Learning Objectives:
- Understand the core architecture of Claude Code and agentic systems
- Install and configure Claude Code with best practices for security and performance
- Implement hooks, MCP servers, and subagents to automate complex development tasks
- Build production‑ready workflows using ready‑to‑use templates from the claude‑howto guide
- What Is Claude Code and Why Do You Need It?
Claude Code is Anthropic’s CLI tool that turns your terminal into an agentic coding assistant. It can run slash commands, manage memory, delegate to subagents, and integrate with external tools via the Model Context Protocol (MCP). However, the official docs describe features in isolation—they don’t show you how to chain them into workflows that actually save hours. That’s where claude‑howto comes in: it’s a structured, example‑driven guide with Mermaid diagrams, interactive quizzes, and production‑ready templates that you can copy straight into your project.

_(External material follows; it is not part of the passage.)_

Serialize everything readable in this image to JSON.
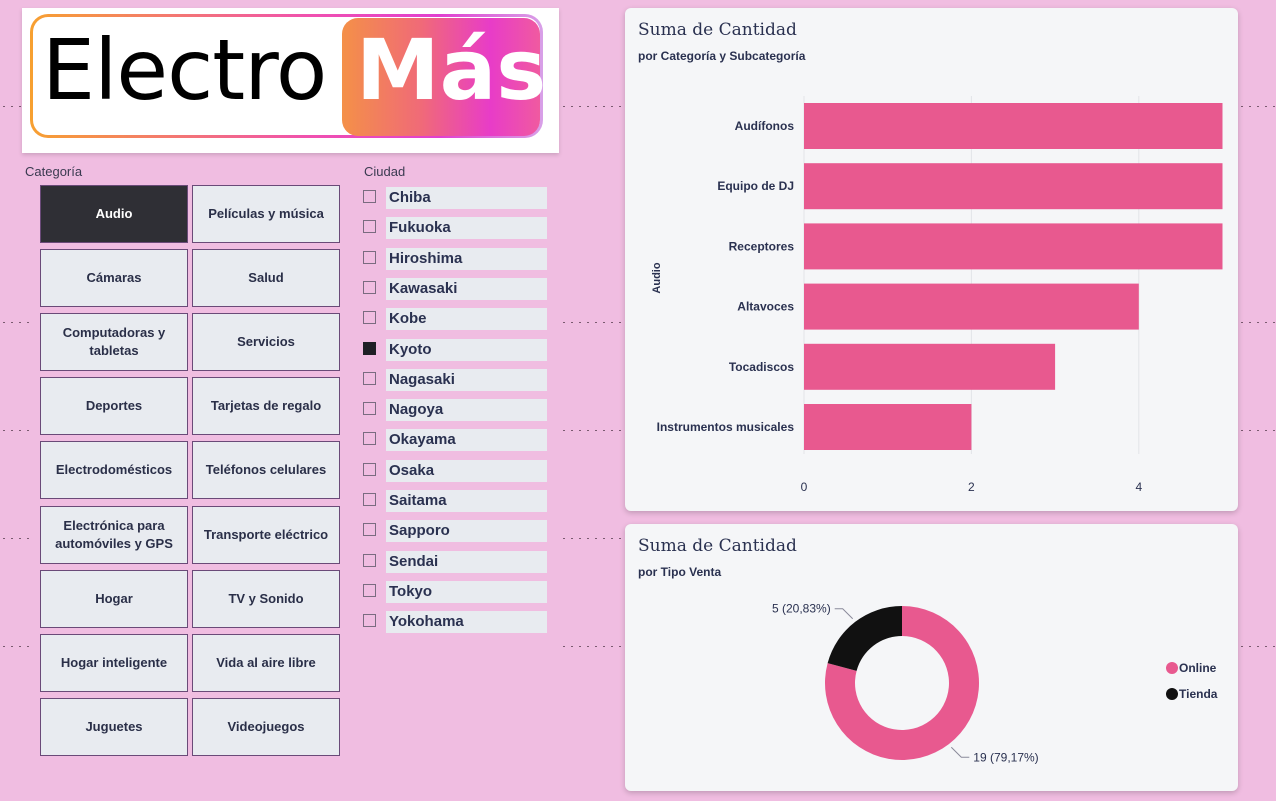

Why this matters for cybersecurity and IT:
Agentic AI is rapidly entering DevSecOps pipelines. Understanding how to securely configure, audit, and extend these agents is no longer optional—it’s a core competency for modern security engineers.
2. Getting Started: Installation and First Session
Prerequisites: Node.js 18+ and npm.
Linux / macOS:
npm install -g @anthropic-ai/claude-code
Important: Do not run the install with sudo—it causes file‑permission problems later.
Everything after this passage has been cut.